Nobody is directly sentenced to solitary confinement, he said; rather, people are sent there by correctional officers for any number of alleged infractions.
He said his torturous experiences of solitary confinement began when he was grabbed by guards and marched to the SHU in handcuffs. Once, the guards tightened the handcuffs so much his wedding ring had to be cut off because his fingers swelled from lack of circulation, he said.
Then he was strip searched, which he described as a humiliating process where one wrong move could trigger violent reprisals from guards.
"Even if you comply, you're sweating, you're scared, you're cold, you're naked -- for no reason," Wright said. "All this is to traumatize and let you know: 'We are in control. Your life is in our hands. Nobody can see, hear, or do anything — you can call for your mama like George Floyd did, you can call for Jesus. But you belong to us.' "
Isolation causes intense psychological distress and trauma, Dr. Stuart Grassian, a psychologist who taught at Harvard Medical School for over 30 years, said during the webinar.
"What makes us human is … the want and the need to interact with each other," Wright said. "The greatest punishment you could give a man, woman or child is to ignore them or ostracize them. And solitary confinement does both."
Grassian said people in solitary sometimes go into a mental fog or delirium. Other times, they become laser focused on negative thoughts to the point of paranoia.
"We got people committing self mutilation, just so that a human face could show up in front of their cell and minister to them," Wright said, "So that they can be taken out of the cell to the doctor, bleeding and hurting, just so they can feel human again."
A 2020 report by the New York Campaign for Alternatives to Isolated Confinement found that between 2015 and 2019, the suicide rate for people in solitary confinement was more than five times the rate for the rest of the New York prison population.

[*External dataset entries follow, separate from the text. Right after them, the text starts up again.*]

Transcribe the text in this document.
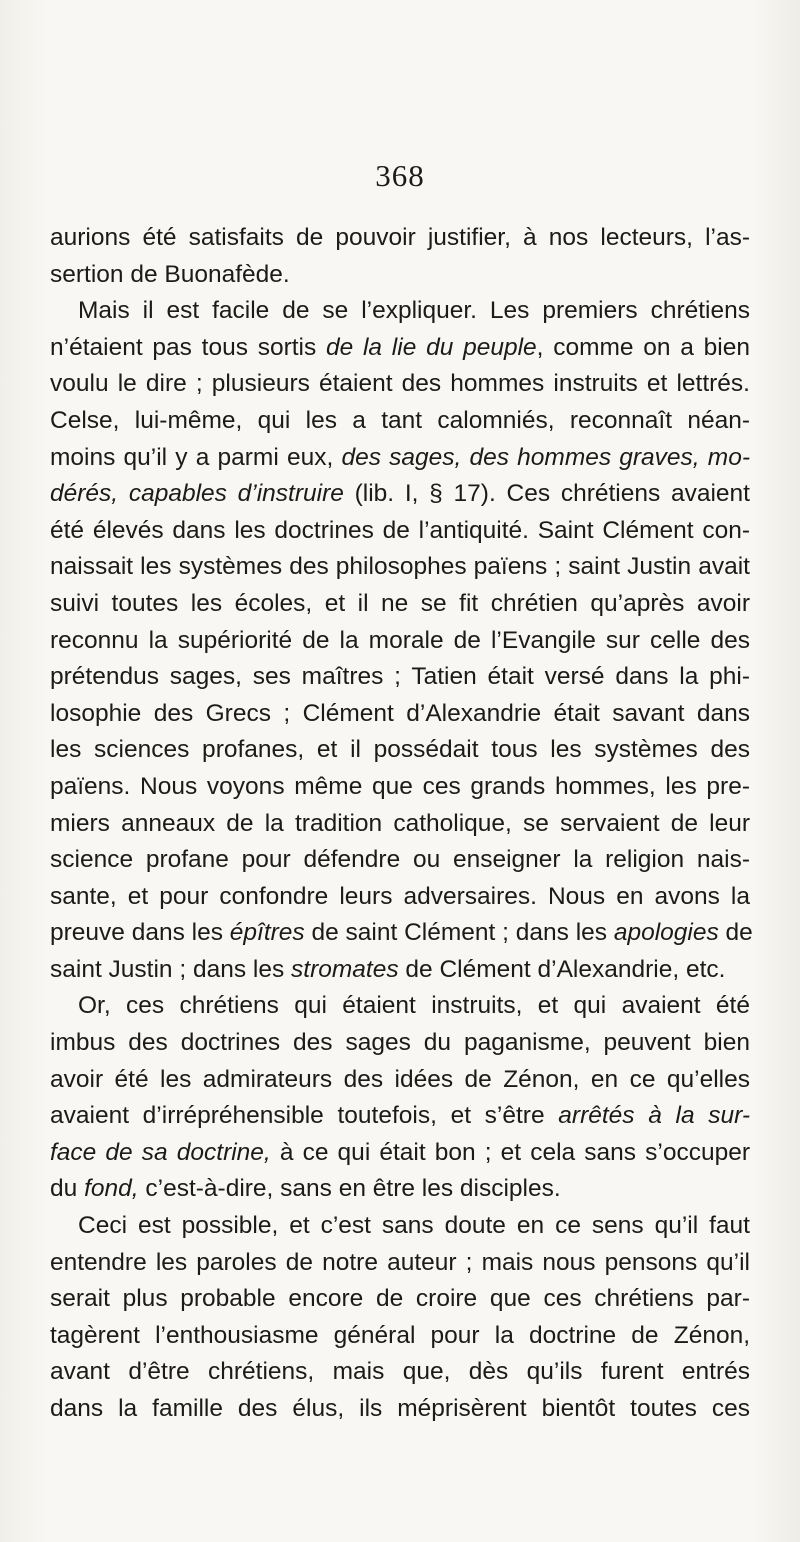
368

aurions été satisfaits de pouvoir justifier, à nos lecteurs, l’as-

sertion de Buonafède.

Mais il est facile de se l’expliquer. Les premiers chrétiens

n’étaient pas tous sortis de la lie du peuple, comme on a bien

voulu le dire ; plusieurs étaient des hommes instruits et lettrés.

Celse, lui-même, qui les a tant calomniés, reconnaît néan-

moins qu’il y a parmi eux, des sages, des hommes graves, mo-

dérés, capables d’instruire (lib. I, § 17). Ces chrétiens avaient

été élevés dans les doctrines de l’antiquité. Saint Clément con-

naissait les systèmes des philosophes païens ; saint Justin avait

suivi toutes les écoles, et il ne se fit chrétien qu’après avoir

reconnu la supériorité de la morale de l’Evangile sur celle des

prétendus sages, ses maîtres ; Tatien était versé dans la phi-

losophie des Grecs ; Clément d’Alexandrie était savant dans

les sciences profanes, et il possédait tous les systèmes des

païens. Nous voyons même que ces grands hommes, les pre-

miers anneaux de la tradition catholique, se servaient de leur

science profane pour défendre ou enseigner la religion nais-

sante, et pour confondre leurs adversaires. Nous en avons la

preuve dans les épîtres de saint Clément ; dans les apologies de

saint Justin ; dans les stromates de Clément d’Alexandrie, etc.

Or, ces chrétiens qui étaient instruits, et qui avaient été

imbus des doctrines des sages du paganisme, peuvent bien

avoir été les admirateurs des idées de Zénon, en ce qu’elles

avaient d’irrépréhensible toutefois, et s’être arrêtés à la sur-

face de sa doctrine, à ce qui était bon ; et cela sans s’occuper

du fond, c’est-à-dire, sans en être les disciples.

Ceci est possible, et c’est sans doute en ce sens qu’il faut

entendre les paroles de notre auteur ; mais nous pensons qu’il

serait plus probable encore de croire que ces chrétiens par-

tagèrent l’enthousiasme général pour la doctrine de Zénon,

avant d’être chrétiens, mais que, dès qu’ils furent entrés

dans la famille des élus, ils méprisèrent bientôt toutes ces
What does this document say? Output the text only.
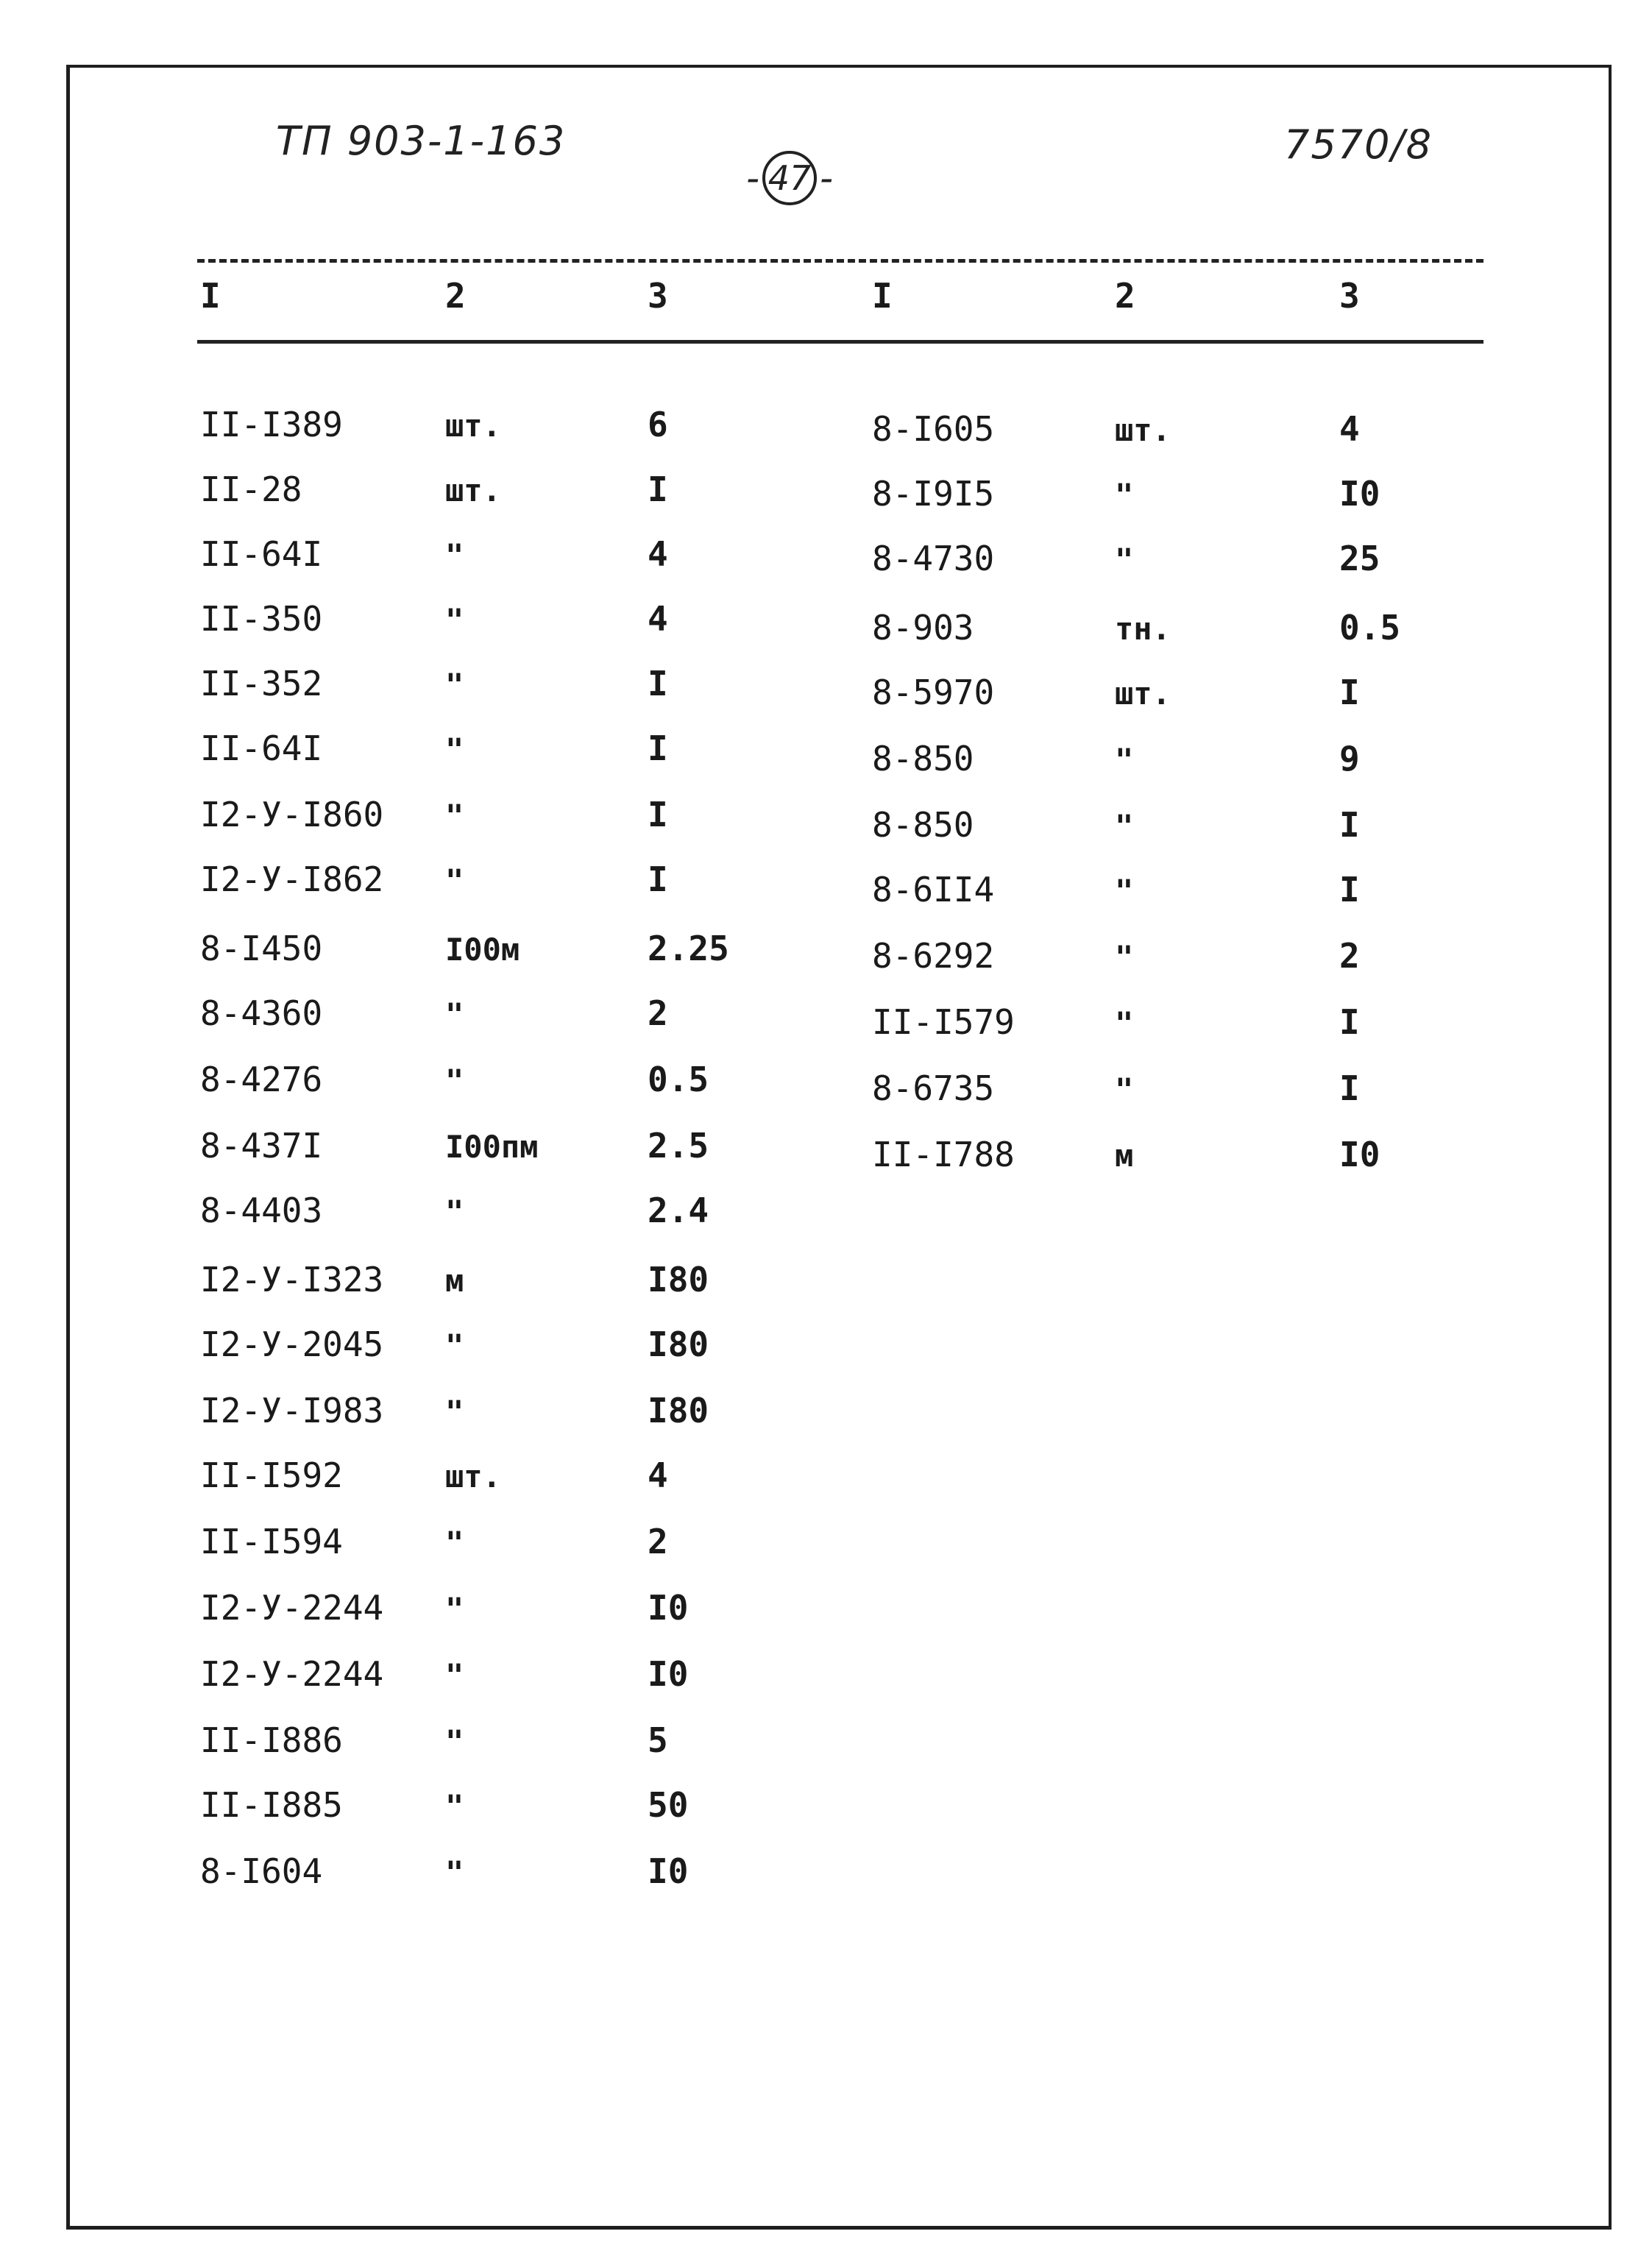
ТП 903-1-163
- 47 -
7570/8
I	2	3	I	2	3
II-I389	шт.	6
II-28	шт.	I
II-64I	"	4
II-350	"	4
II-352	"	I
II-64I	"	I
I2-У-I860 "	I
I2-У-I862 "	I
8-I450	I00м	2.25
8-4360	"	2
8-4276	"	0.5
8-437I	I00пм	2.5
8-4403	"	2.4
I2-У-I323 м	I80
I2-У-2045 "	I80
I2-У-I983 "	I80
II-I592	шт.	4
II-I594	"	2
I2-У-2244 "	I0
I2-У-2244 "	I0
II-I886	"	5
II-I885	"	50
8-I604	"	I0
8-I605	шт.	4
8-I9I5	"	I0
8-4730	"	25
8-903	тн.	0.5
8-5970	шт.	I
8-850	"	9
8-850	"	I
8-6II4	"	I
8-6292	"	2
II-I579	"	I
8-6735	"	I
II-I788	м	I0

Upon release, many people who have done time in solitary have post-traumatic stress disorder and other psychological conditions caused by the trauma of isolation, Grassian said. Some become loners, easily overstimulated by people and noises.
Wright said traumatizing and abusing people will not help them change their behavior for the better.
"You treat them like an animal," he said. "You give them no therapy, you give no education, give no jobs, give no transitional services, no mental health treatment or therapy, no religious services — you give them nothing. And then you expect them to come out of that situation and comport themselves like John Q. Citizen."
Grassian said solitary does not make prisons safer for those inside. Nor does it increase safety for people on the outside, he said, and it costs taxpayers "a hell of a lot of money" for a punishment that ends up harming both the person who is incarcerated and their community.
"When you think you're getting tough on crime, you're really getting tough on the community," Grassian said.
Organizers said they hoped the HALT bill would curb the use of solitary in New York state. Grassian noted that the practice has been controversial for decades. In 1890, he said, the Supreme Court criticized the practice of solitary confinement in a case called In Re Medley.
In the court's majority opinion, Justice Samuel Miller called solitary confinement "painful" and noted that some people subjected to it killed themselves and that others emerged too traumatized to function in society.
"This is how far back it goes that we knew solitary confinement was toxic … we have come a long way downhill from there," Grassian said.
Wright and Pate said the fight to reduce solitary confinement in New York and elsewhere requires the whole community to pitch in.
"[Solitary confinement] is an abomination," Wright said. "And it's got to stop, and it's got to stop now."